A top McDonald’s executive on Wednesday said a new California bill that would regulate the fast food industry is “hypocritical” and “ill-considered.”
The measure, which passed the State Senate on Monday, would establish a Fast Food Council for setting health and safety regulations for the fast food industry along with a minimum wage of up to $22 an hour—far higher than California's current minimum wage of $15 ($15.50 starting in 2023).
In a statement, McDonald’s U.S. president Joe Erlinger said he supports increasing minimum wages for fast food workers. But he added that this legislation “will do the exact opposite.”
Erlinger complained the bill targets some workplaces and not others.
“It imposes higher costs on one type of restaurant, while sparing another,” he wrote. “That’s true even if those two restaurants have the same revenues and the same number of employees.”
Brands with fewer than 100 locations nationwide would be unaffected by the legislation. But he fears that an owner of two franchises of a large chain, for example, would be subjected to any new rules the council sets.
“It imposes higher costs on one type of restaurant, while sparing another,” Erlinger wrote. “That’s true even if those two restaurants have the same revenues and the same number of employees.”
Erlinger added, “This lopsided, hypocritical and ill-considered legislation hurts everyone.”
The bill’s supporters, however, argue the legislation would mean improved working conditions in fast food restaurants and increased wages for workers who qualify. Additionally, they point to the fact that four of 10 seats on the Fast Food Council would be set aside for fast food workers and their advocates, giving front-line employees a say on wages and working conditions.
A McDonald’s spokesperson told Fortune it was uncommon for McDonald’s to directly weigh in on legislation. But the company did so because it’s an important issue.
Particularly, the spokesperson said, that the company also chose to raise concern because the bill’s supporters see it as a model that could be implemented in other states.

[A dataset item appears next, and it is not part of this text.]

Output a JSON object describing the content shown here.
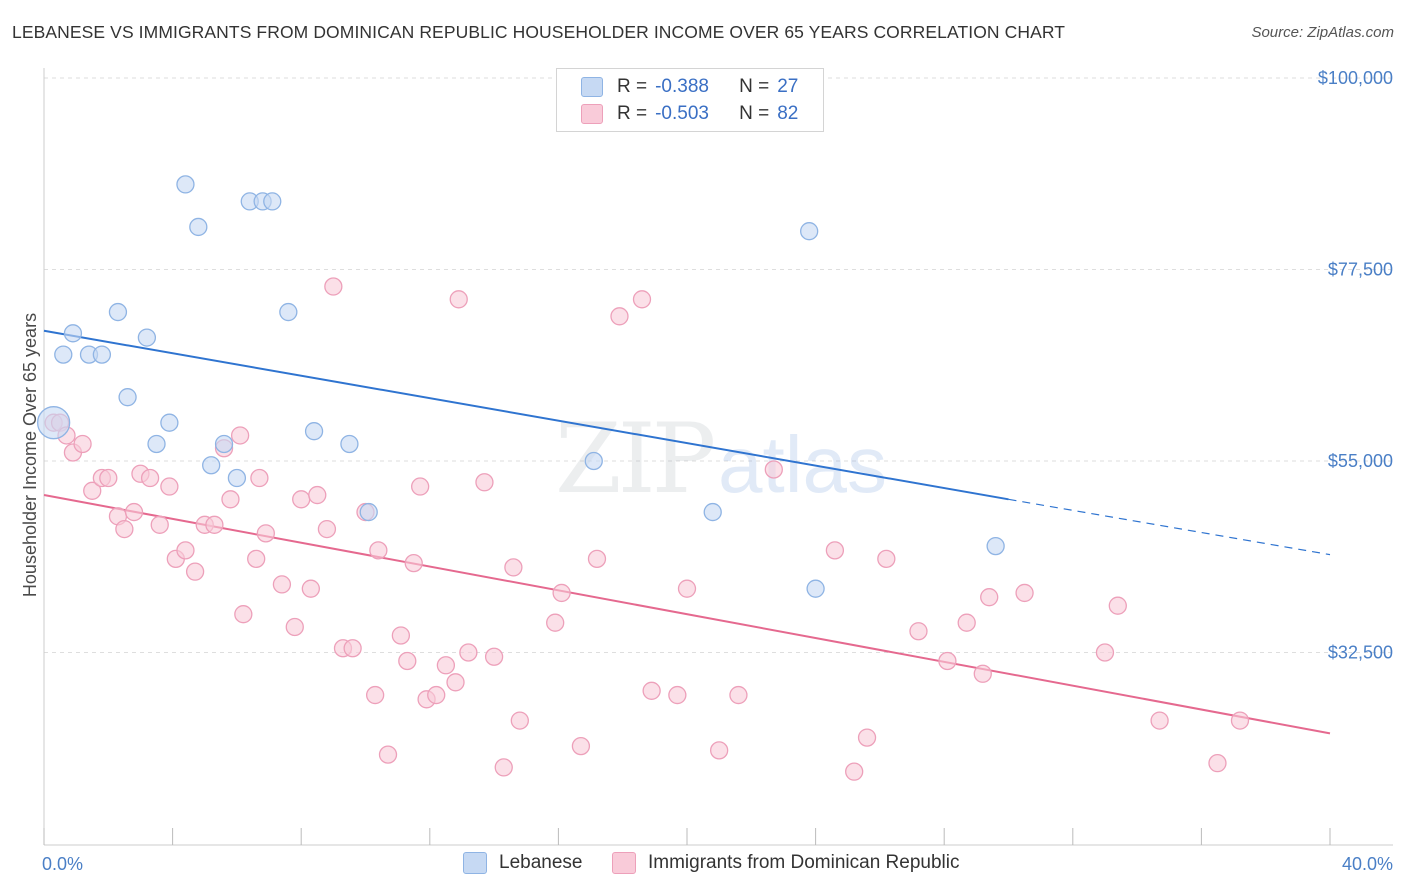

Matthew Haller, CEO for the International Franchise Association, an industry trade group, told Fortune the bill is “unfair” because of who it applies to and who it doesn’t help.
“It arbitrarily applies to these small business owners who just happen to operate in a licensing agreement with a brand like McDonald's or Burger King, or Chick-fil-A,” he said, adding, “it's discriminatory on the basis of the business model that these franchise owners have chosen to operate in.”
California Gov. Gavin Newsom hasn’t said whether he’ll sign the bill.